Tuesday 16 January 2018

The Twilight Zone at the Almeida, or, It's All Good Fun Till Somebody Starts A Nuclear War

Note: A review of the performance on Tuesday 9th January 2018.

This was one of those happy cultural occasions when I set out with little expectation for a production and enjoyed what turned out to be both a funny and thought provoking evening.

First, a confession. Despite my day job (as a historian who specialises in the United States) I had never seen an episode of the 1950s-60s TV show from which this play is adapted. Fortunately, I can report if you're in the same boat it really doesn't matter. Adaptor Anne Washburn selects eight episodes originally broadcast between 1959 and 1964 and then intercuts them with each other. Storylines include trying to identify a Martian among a group of travellers in a diner, a portal to another dimension opening beneath a child's bed (the occasion for the glorious explanation for summoning a friend to assist: “He's a physicist!”), a tragedy of cryogenic freezing, a man tormented in his dreams by a woman dressed as a cat (the occasion for a fine cabaret number) and the threatened nuclear war mentioned in the title. We shall return to the last mentioned later.


Early on while I enjoyed it I did slightly wonder what exactly the point was of the careful translation from screen to stage. After that I was enjoying the quality of staging and performances so much that I was prepared to accept it on its own terms. And the central segment of the second half finds a completely new power.

I've not always got on with the work of Richard Jones, but his most recent shows which I've seen have all been very fine and this is another one to add to that list. With the assistance of Paul Steinberg (set), Nicky Gillibrand (costume), Aletta Collins (Choreography), Mimi Jordan Sherin (Light) and Sarah Angliss/Christopher Shutt (Sound) and others Jones conjures a visual spectacle which is a joy to watch and has a nice humorous note to it. The hints of camera framing are cleverly done, as are the scene changes with starry garbed extras (or possibly members of the ensemble) pretending to blend in with the walls as they await their next move.

The fine staging is matched by the work of the exceptional ensemble. All of them play multiple roles, and switch characters with an ease and skill not often seen. I was especially struck by the quality and variety of American accents. The slightly artificial air to some of the pauses and interchanges playing up, it seemed to me, an older TV manner verging at times on melodrama is also impeccably done – enough to poke a little fun at it, without abandoning that crucial sympathy for the characters however odd.

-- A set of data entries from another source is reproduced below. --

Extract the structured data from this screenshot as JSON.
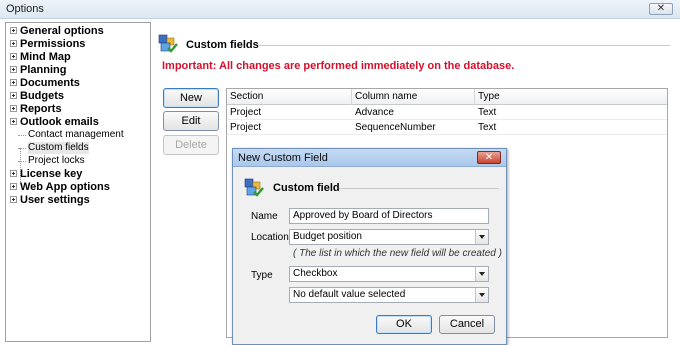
{
  "window": {
    "title": "Options",
    "close_glyph": "✕"
  },
  "tree": {
    "items": [
      {
        "label": "General options",
        "bold": true,
        "expandable": true
      },
      {
        "label": "Permissions",
        "bold": true,
        "expandable": true
      },
      {
        "label": "Mind Map",
        "bold": true,
        "expandable": true
      },
      {
        "label": "Planning",
        "bold": true,
        "expandable": true
      },
      {
        "label": "Documents",
        "bold": true,
        "expandable": true
      },
      {
        "label": "Budgets",
        "bold": true,
        "expandable": true
      },
      {
        "label": "Reports",
        "bold": true,
        "expandable": true
      },
      {
        "label": "Outlook emails",
        "bold": true,
        "expandable": true
      },
      {
        "label": "Contact management",
        "bold": false,
        "expandable": false
      },
      {
        "label": "Custom fields",
        "bold": false,
        "expandable": false,
        "selected": true
      },
      {
        "label": "Project locks",
        "bold": false,
        "expandable": false
      },
      {
        "label": "License key",
        "bold": true,
        "expandable": true
      },
      {
        "label": "Web App options",
        "bold": true,
        "expandable": true
      },
      {
        "label": "User settings",
        "bold": true,
        "expandable": true
      }
    ]
  },
  "main": {
    "section_title": "Custom fields",
    "important": "Important: All changes are performed immediately on the database.",
    "buttons": {
      "new": "New",
      "edit": "Edit",
      "delete": "Delete"
    },
    "table": {
      "columns": [
        "Section",
        "Column name",
        "Type"
      ],
      "rows": [
        [
          "Project",
          "Advance",
          "Text"
        ],
        [
          "Project",
          "SequenceNumber",
          "Text"
        ]
      ]
    }
  },
  "dialog": {
    "title": "New Custom Field",
    "close_glyph": "✕",
    "section_title": "Custom field",
    "name_label": "Name",
    "name_value": "Approved by Board of Directors",
    "location_label": "Location",
    "location_value": "Budget position",
    "location_hint": "( The list in which the new field will be created )",
    "type_label": "Type",
    "type_value": "Checkbox",
    "default_value": "No default value selected",
    "ok_label": "OK",
    "cancel_label": "Cancel"
  },
  "icons": {
    "custom_fields": "database-check-icon"
  },
  "colors": {
    "important": "#d4102c",
    "dialog_title_bg": "#a9c7ec"
  }
}
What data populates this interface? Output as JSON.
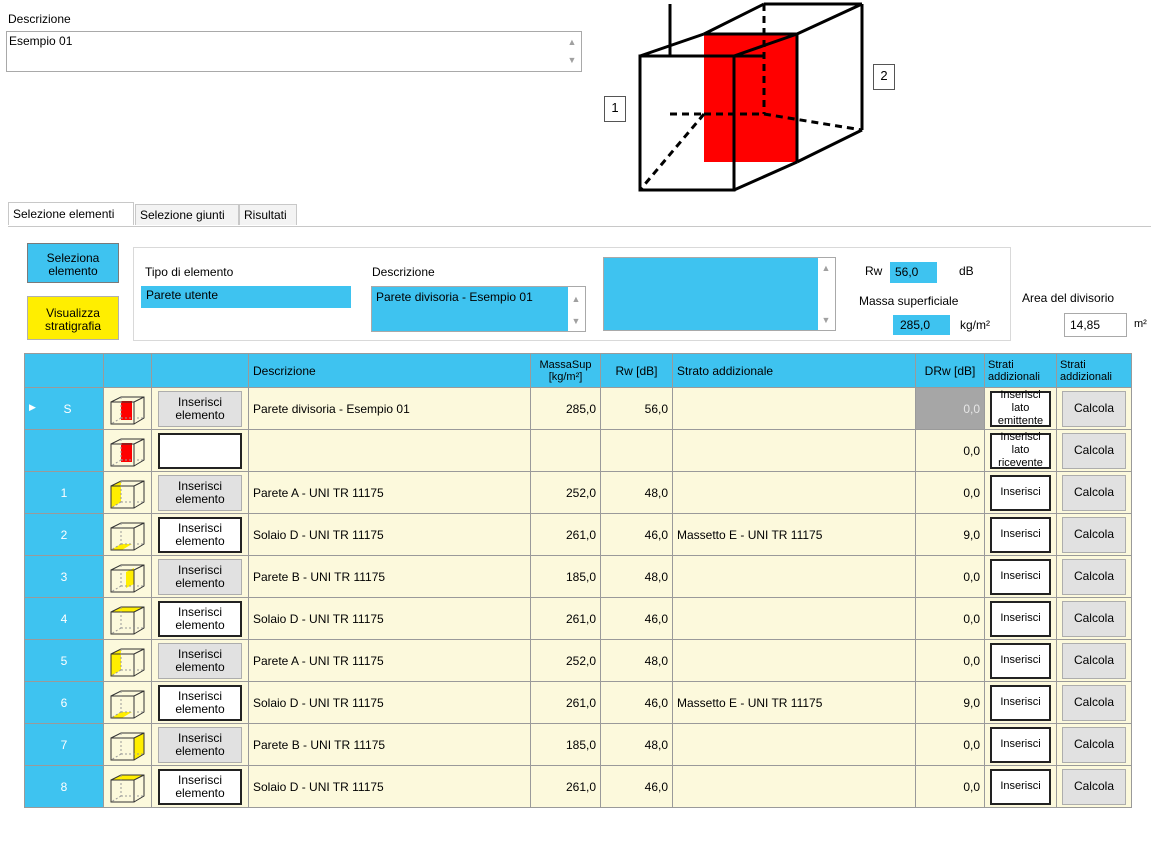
{
  "description": {
    "label": "Descrizione",
    "value": "Esempio 01"
  },
  "diagram": {
    "label_1": "1",
    "label_2": "2",
    "accent": "#ff0000"
  },
  "tabs": [
    {
      "label": "Selezione elementi",
      "active": true
    },
    {
      "label": "Selezione giunti",
      "active": false
    },
    {
      "label": "Risultati",
      "active": false
    }
  ],
  "buttons": {
    "select_element": "Seleziona elemento",
    "show_stratigraphy": "Visualizza stratigrafia"
  },
  "element": {
    "type_label": "Tipo di elemento",
    "type_value": "Parete utente",
    "desc_label": "Descrizione",
    "desc_value": "Parete divisoria - Esempio 01",
    "notes_value": "",
    "rw_label": "Rw",
    "rw_value": "56,0",
    "rw_unit": "dB",
    "mass_label": "Massa superficiale",
    "mass_value": "285,0",
    "mass_unit": "kg/m²",
    "area_label": "Area del divisorio",
    "area_value": "14,85",
    "area_unit": "m²"
  },
  "table": {
    "headers": {
      "descrizione": "Descrizione",
      "massa": "MassaSup [kg/m²]",
      "rw": "Rw [dB]",
      "strato": "Strato addizionale",
      "drw": "DRw [dB]",
      "strati1": "Strati addizionali",
      "strati2": "Strati addizionali"
    },
    "rows": [
      {
        "id": "S",
        "marker": "▶",
        "insert": "Inserisci elemento",
        "insert_style": "gray",
        "desc": "Parete divisoria - Esempio 01",
        "mass": "285,0",
        "rw": "56,0",
        "layer": "",
        "drw": "0,0",
        "drw_gray": true,
        "strati": "Inserisci lato emittente",
        "calc": "Calcola",
        "thumb": "red-front"
      },
      {
        "id": "",
        "marker": "",
        "insert": "",
        "insert_style": "white",
        "desc": "",
        "mass": "",
        "rw": "",
        "layer": "",
        "drw": "0,0",
        "drw_gray": false,
        "strati": "Inserisci lato ricevente",
        "calc": "Calcola",
        "thumb": "red-front"
      },
      {
        "id": "1",
        "marker": "",
        "insert": "Inserisci elemento",
        "insert_style": "gray",
        "desc": "Parete A - UNI TR 11175",
        "mass": "252,0",
        "rw": "48,0",
        "layer": "",
        "drw": "0,0",
        "drw_gray": false,
        "strati": "Inserisci",
        "calc": "Calcola",
        "thumb": "yellow-left"
      },
      {
        "id": "2",
        "marker": "",
        "insert": "Inserisci elemento",
        "insert_style": "white",
        "desc": "Solaio D - UNI TR 11175",
        "mass": "261,0",
        "rw": "46,0",
        "layer": "Massetto E - UNI TR 11175",
        "drw": "9,0",
        "drw_gray": false,
        "strati": "Inserisci",
        "calc": "Calcola",
        "thumb": "yellow-bottom"
      },
      {
        "id": "3",
        "marker": "",
        "insert": "Inserisci elemento",
        "insert_style": "gray",
        "desc": "Parete B - UNI TR 11175",
        "mass": "185,0",
        "rw": "48,0",
        "layer": "",
        "drw": "0,0",
        "drw_gray": false,
        "strati": "Inserisci",
        "calc": "Calcola",
        "thumb": "yellow-back"
      },
      {
        "id": "4",
        "marker": "",
        "insert": "Inserisci elemento",
        "insert_style": "white",
        "desc": "Solaio D - UNI TR 11175",
        "mass": "261,0",
        "rw": "46,0",
        "layer": "",
        "drw": "0,0",
        "drw_gray": false,
        "strati": "Inserisci",
        "calc": "Calcola",
        "thumb": "yellow-top"
      },
      {
        "id": "5",
        "marker": "",
        "insert": "Inserisci elemento",
        "insert_style": "gray",
        "desc": "Parete A - UNI TR 11175",
        "mass": "252,0",
        "rw": "48,0",
        "layer": "",
        "drw": "0,0",
        "drw_gray": false,
        "strati": "Inserisci",
        "calc": "Calcola",
        "thumb": "yellow-left"
      },
      {
        "id": "6",
        "marker": "",
        "insert": "Inserisci elemento",
        "insert_style": "white",
        "desc": "Solaio D - UNI TR 11175",
        "mass": "261,0",
        "rw": "46,0",
        "layer": "Massetto E - UNI TR 11175",
        "drw": "9,0",
        "drw_gray": false,
        "strati": "Inserisci",
        "calc": "Calcola",
        "thumb": "yellow-bottom"
      },
      {
        "id": "7",
        "marker": "",
        "insert": "Inserisci elemento",
        "insert_style": "gray",
        "desc": "Parete B - UNI TR 11175",
        "mass": "185,0",
        "rw": "48,0",
        "layer": "",
        "drw": "0,0",
        "drw_gray": false,
        "strati": "Inserisci",
        "calc": "Calcola",
        "thumb": "yellow-right"
      },
      {
        "id": "8",
        "marker": "",
        "insert": "Inserisci elemento",
        "insert_style": "white",
        "desc": "Solaio D - UNI TR 11175",
        "mass": "261,0",
        "rw": "46,0",
        "layer": "",
        "drw": "0,0",
        "drw_gray": false,
        "strati": "Inserisci",
        "calc": "Calcola",
        "thumb": "yellow-top"
      }
    ]
  }
}
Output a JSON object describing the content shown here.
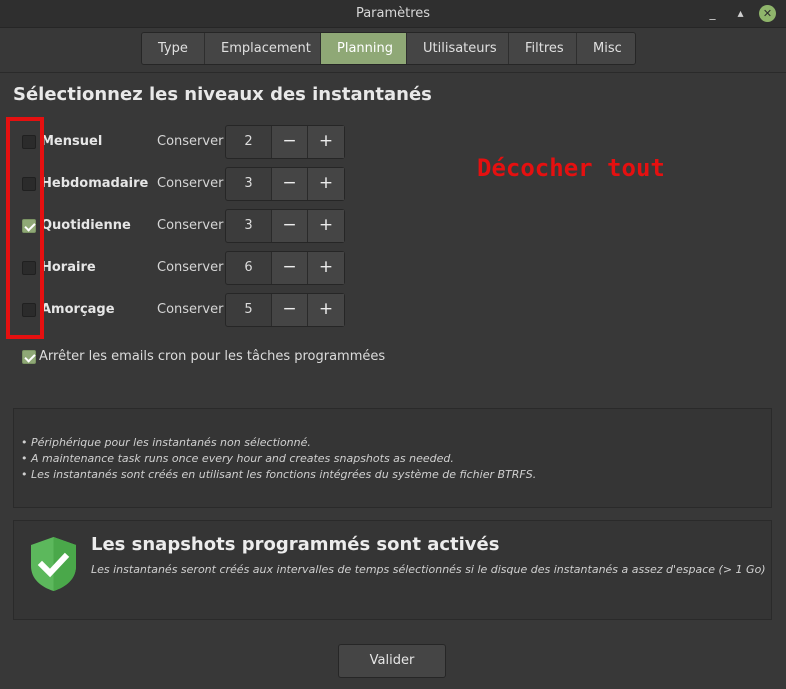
{
  "window": {
    "title": "Paramètres",
    "minimize_icon": "_",
    "maximize_icon": "▴",
    "close_icon": "✕"
  },
  "tabs": [
    {
      "label": "Type",
      "active": false
    },
    {
      "label": "Emplacement",
      "active": false
    },
    {
      "label": "Planning",
      "active": true
    },
    {
      "label": "Utilisateurs",
      "active": false
    },
    {
      "label": "Filtres",
      "active": false
    },
    {
      "label": "Misc",
      "active": false
    }
  ],
  "section": {
    "heading": "Sélectionnez les niveaux des instantanés"
  },
  "levels": [
    {
      "label": "Mensuel",
      "checked": false,
      "keep_label": "Conserver",
      "value": "2"
    },
    {
      "label": "Hebdomadaire",
      "checked": false,
      "keep_label": "Conserver",
      "value": "3"
    },
    {
      "label": "Quotidienne",
      "checked": true,
      "keep_label": "Conserver",
      "value": "3"
    },
    {
      "label": "Horaire",
      "checked": false,
      "keep_label": "Conserver",
      "value": "6"
    },
    {
      "label": "Amorçage",
      "checked": false,
      "keep_label": "Conserver",
      "value": "5"
    }
  ],
  "spin_buttons": {
    "minus": "−",
    "plus": "+"
  },
  "annotation": {
    "text": "Décocher tout",
    "color": "#e51010"
  },
  "cron": {
    "label": "Arrêter les emails cron pour les tâches programmées",
    "checked": true
  },
  "info": {
    "lines": [
      "• Périphérique pour les instantanés non sélectionné.",
      "• A maintenance task runs once every hour and creates snapshots as needed.",
      "• Les instantanés sont créés en utilisant les fonctions intégrées du système de fichier BTRFS."
    ]
  },
  "status": {
    "icon": "shield-check-icon",
    "title": "Les snapshots programmés sont activés",
    "subtitle": "Les instantanés seront créés aux intervalles de temps sélectionnés si le disque des instantanés a assez d'espace (> 1 Go)",
    "accent": "#5cb85c"
  },
  "footer": {
    "validate_label": "Valider"
  }
}
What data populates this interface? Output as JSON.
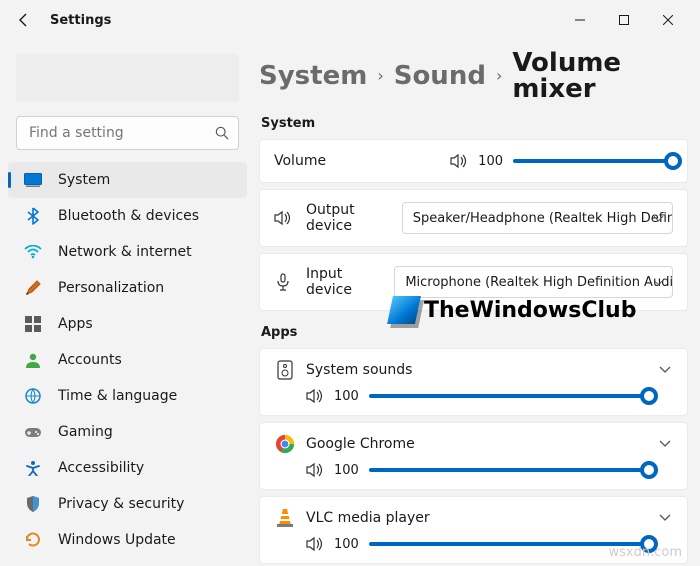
{
  "title": "Settings",
  "search": {
    "placeholder": "Find a setting"
  },
  "nav": [
    {
      "label": "System"
    },
    {
      "label": "Bluetooth & devices"
    },
    {
      "label": "Network & internet"
    },
    {
      "label": "Personalization"
    },
    {
      "label": "Apps"
    },
    {
      "label": "Accounts"
    },
    {
      "label": "Time & language"
    },
    {
      "label": "Gaming"
    },
    {
      "label": "Accessibility"
    },
    {
      "label": "Privacy & security"
    },
    {
      "label": "Windows Update"
    }
  ],
  "breadcrumb": {
    "a": "System",
    "b": "Sound",
    "c": "Volume mixer"
  },
  "systemSection": {
    "label": "System",
    "volume": {
      "label": "Volume",
      "value": "100"
    },
    "output": {
      "label": "Output device",
      "selected": "Speaker/Headphone (Realtek High Definitio"
    },
    "input": {
      "label": "Input device",
      "selected": "Microphone (Realtek High Definition Audio)"
    }
  },
  "appsSection": {
    "label": "Apps",
    "items": [
      {
        "name": "System sounds",
        "value": "100"
      },
      {
        "name": "Google Chrome",
        "value": "100"
      },
      {
        "name": "VLC media player",
        "value": "100"
      }
    ]
  },
  "watermark": "TheWindowsClub",
  "source": "wsxdn.com"
}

And then there's the coup of the central scene of the second half. Suddenly the humour falls away as a group of inhabitants of a typical suburban American street are confronted by an announcement of impending nuclear war. Only one, the local doctor, has taken the precaution to construct a fallout shelter. When he denies access to the others the normal social bonds quickly break, and insults, especially racial, fly. The scene has a remarkable charge for our current political moment. Firstly because, perhaps for the first time since the end of the Cold War such a scenario no longer seems inconceivable. Secondly, because in this comparatively short episode (and the final address to audience) this show succeeds in saying more about the current state of the United States, particularly about race and questions of fact versus fiction (an issue applicable well beyond the US) than the host of mostly overdone “issue” plays I sat through in 2017.

This is, in short, a rather marvellous evening. The second half could be tightened a little, the show doesn't quite know where to go after the fallout shelter scene, and the final monologue would be punchier if shortened, but these are minor criticisms. As, I suspect, this is too quirky (and possibly has too large an ensemble) for a transfer, I strongly recommend catching it at the Almeida before the run ends in late January.

1 comment:

Lisa Hirsch said...

Oh, this sounds fantastic. I have seen two Richard Jones opera productions, Hansel and Gretel and Queen of Spades, would be happy to see more of his work.